Existing-home sales figures released Thursday by the National Association of Realtors [1] (NAR) matched market forecasts for February—unfortunately, those forecasts called for a slight decline.

According to NAR’s sales data [2], total existing-home sales—including single-family homes, townhomes, condominiums, and co-ops—declined 0.4 percent last month to a seasonally adjusted annual rate of 4.60 million, matching a consensus forecast among economists surveyed by Bloomberg. Following January’s decline [3], February took the new record for having the slowest sales pace since July 2012.

Year-over-year, February’s rate of sales was down 7.1 percent.

Looking at only single-family transactions, NAR says sales edged down a smaller 0.2 percent to an adjusted annual rate of 4.04 million, falling 6.9 percent below the same month last year.

NAR chief economist Lawrence Yun pinned the ongoing decline on limited inventory conditions, rising prices, and severe winter weather—factors that also plagued the market in January and December.

“We had ongoing unusual weather disruptions across much of the country last month, with the continuing frictions of constrained inventory, restrictive mortgage lending standards and housing affordability less favorable than a year ago,” Yun said.

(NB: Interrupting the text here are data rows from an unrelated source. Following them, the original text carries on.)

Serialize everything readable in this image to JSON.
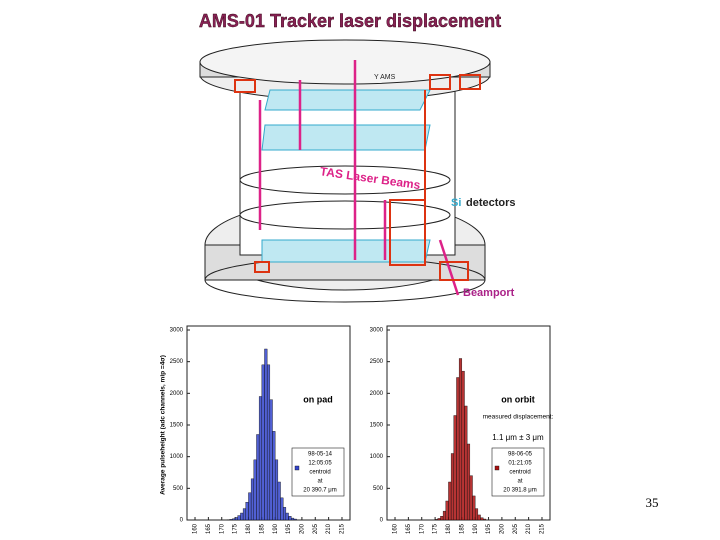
{
  "title": "AMS-01 Tracker laser displacement",
  "diagram": {
    "beam_label": "TAS Laser Beams",
    "si_label": "Si",
    "detectors_label": "detectors",
    "beamport_label": "Beamport",
    "axis_label": "Y AMS"
  },
  "page_number": "35",
  "chart_data": [
    {
      "type": "histogram",
      "y_label": "Average pulseheight (adc channels, mip =4σ)",
      "annotation": "on pad",
      "color": "#3344cc",
      "legend": [
        "98-05-14",
        "12:05:05",
        "centroid",
        "at",
        "20 390.7 μm"
      ],
      "bins": [
        172,
        173,
        174,
        175,
        176,
        177,
        178,
        179,
        180,
        181,
        182,
        183,
        184,
        185,
        186,
        187,
        188,
        189,
        190,
        191,
        192,
        193,
        194,
        195,
        196,
        197,
        198
      ],
      "values": [
        5,
        10,
        20,
        40,
        70,
        110,
        180,
        280,
        430,
        650,
        950,
        1350,
        1950,
        2450,
        2700,
        2450,
        1900,
        1400,
        950,
        600,
        350,
        200,
        110,
        60,
        30,
        15
      ],
      "xlim": [
        157,
        218
      ],
      "xticks": [
        160,
        165,
        170,
        175,
        180,
        185,
        190,
        195,
        200,
        205,
        210,
        215
      ],
      "ylim": [
        0,
        3000
      ],
      "yticks": [
        0,
        500,
        1000,
        1500,
        2000,
        2500,
        3000
      ]
    },
    {
      "type": "histogram",
      "annotation": "on orbit",
      "note": "measured displacement:",
      "displacement": "1.1 μm ± 3 μm",
      "color": "#aa1111",
      "legend": [
        "98-06-05",
        "01:21:05",
        "centroid",
        "at",
        "20 391.8 μm"
      ],
      "bins": [
        175,
        176,
        177,
        178,
        179,
        180,
        181,
        182,
        183,
        184,
        185,
        186,
        187,
        188,
        189,
        190,
        191,
        192,
        193,
        194
      ],
      "values": [
        10,
        25,
        60,
        140,
        300,
        600,
        1050,
        1650,
        2250,
        2550,
        2350,
        1800,
        1200,
        700,
        380,
        180,
        80,
        35,
        15
      ],
      "xlim": [
        157,
        218
      ],
      "xticks": [
        160,
        165,
        170,
        175,
        180,
        185,
        190,
        195,
        200,
        205,
        210,
        215
      ],
      "ylim": [
        0,
        3000
      ],
      "yticks": [
        0,
        500,
        1000,
        1500,
        2000,
        2500,
        3000
      ]
    }
  ]
}
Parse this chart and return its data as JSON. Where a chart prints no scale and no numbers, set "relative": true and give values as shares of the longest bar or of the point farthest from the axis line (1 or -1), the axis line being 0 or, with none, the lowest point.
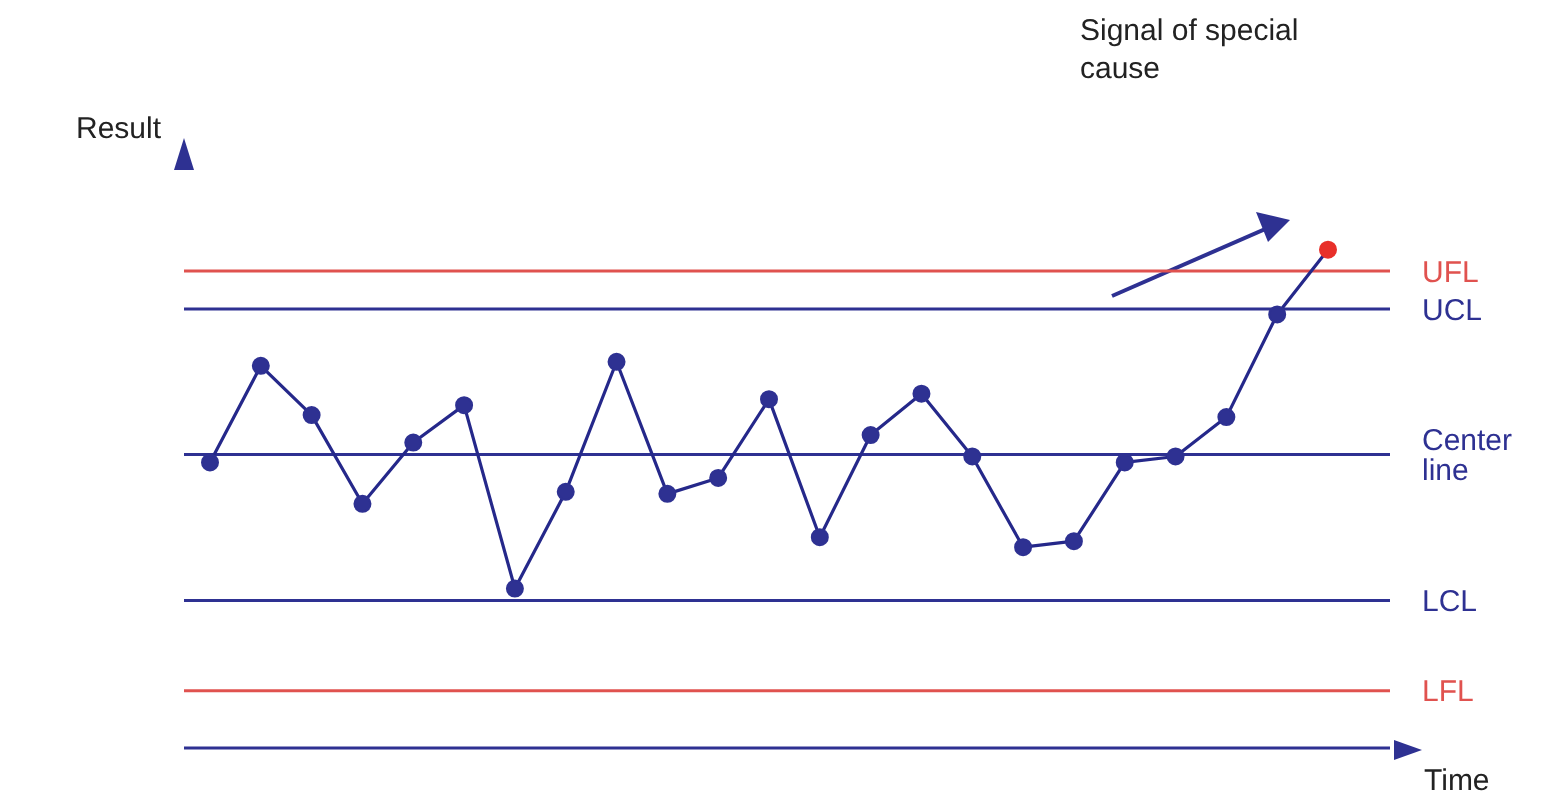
{
  "chart_data": {
    "type": "line",
    "relative": true,
    "ylabel": "Result",
    "xlabel": "Time",
    "annotations": [
      "Signal of special cause"
    ],
    "categories": [
      null,
      null,
      null,
      null,
      null,
      null,
      null,
      null,
      null,
      null,
      null,
      null,
      null,
      null,
      null,
      null,
      null,
      null,
      null,
      null,
      null,
      null,
      null
    ],
    "series": [
      {
        "color": "#25288a",
        "values": [
          0.573,
          0.767,
          0.668,
          0.49,
          0.613,
          0.688,
          0.32,
          0.514,
          0.775,
          0.51,
          0.542,
          0.7,
          0.423,
          0.628,
          0.711,
          0.585,
          0.403,
          0.415,
          0.573,
          0.585,
          0.664,
          0.87,
          1
        ],
        "colors": [
          "#2e3192",
          "#2e3192",
          "#2e3192",
          "#2e3192",
          "#2e3192",
          "#2e3192",
          "#2e3192",
          "#2e3192",
          "#2e3192",
          "#2e3192",
          "#2e3192",
          "#2e3192",
          "#2e3192",
          "#2e3192",
          "#2e3192",
          "#2e3192",
          "#2e3192",
          "#2e3192",
          "#2e3192",
          "#2e3192",
          "#2e3192",
          "#2e3192",
          "#e8302a"
        ]
      }
    ],
    "ref_lines": [
      {
        "axis": "y",
        "value": 0.957,
        "label": "UFL",
        "color": "#e0524f"
      },
      {
        "axis": "y",
        "value": 0.881,
        "label": "UCL",
        "color": "#2e3192"
      },
      {
        "axis": "y",
        "value": 0.589,
        "label": "Center line",
        "color": "#2e3192"
      },
      {
        "axis": "y",
        "value": 0.296,
        "label": "LCL",
        "color": "#2e3192"
      },
      {
        "axis": "y",
        "value": 0.115,
        "label": "LFL",
        "color": "#e0524f"
      }
    ],
    "grid": false,
    "legend": false,
    "marker": "circle",
    "line_style": "solid"
  }
}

However, he added, “Some transactions are simply being delayed, so there should be some improvement in the months ahead.”

Regionally, existing-home sales were down in the Northeast and the Midwest, falling 11.3 percent and 3.8 percent from January, respectively. The story was different in the South and West, where sales rose 1.5 percent and 5.9 percent to top a pace of 1.0 million.

The median existing-home price for all housing types in February was $189,000, a 9.1 percent annual improvement. On just the single-family side, the median price was up 9.0 percent to $189,200.

“Price gains have translated into an additional $4 trillion of housing wealth recovery over the past three years,” Yun said.

Breaking down sales data, NAR reports first-time buyers accounted for 28 percent of purchases in February, settling on the middle ground between January’s 26 percent and February 2013’s 30 percent. Meanwhile, all-cash sales comprised 35 percent of transactions, with investors accounting for 21 percent of home sales.

NAR president Steve Brown said the ongoing weakness in first-timers—many of which are Millennials—stems from debt issues.

“The biggest problems for first-time buyers are tight credit and limited inventory in the lower price ranges,” Brown said. “However, 20 percent of buyers under the age of 33, the prime group of first-time buyers, delayed their purchase because of outstanding debt.”

In fact, Brown added, a survey of recent first-time buyers [4] showed that among young consumers who took longer to save for a down payment, 56 percent pointed to student debt as the biggest hurdle—to say nothing of those who aren’t yet even in the market.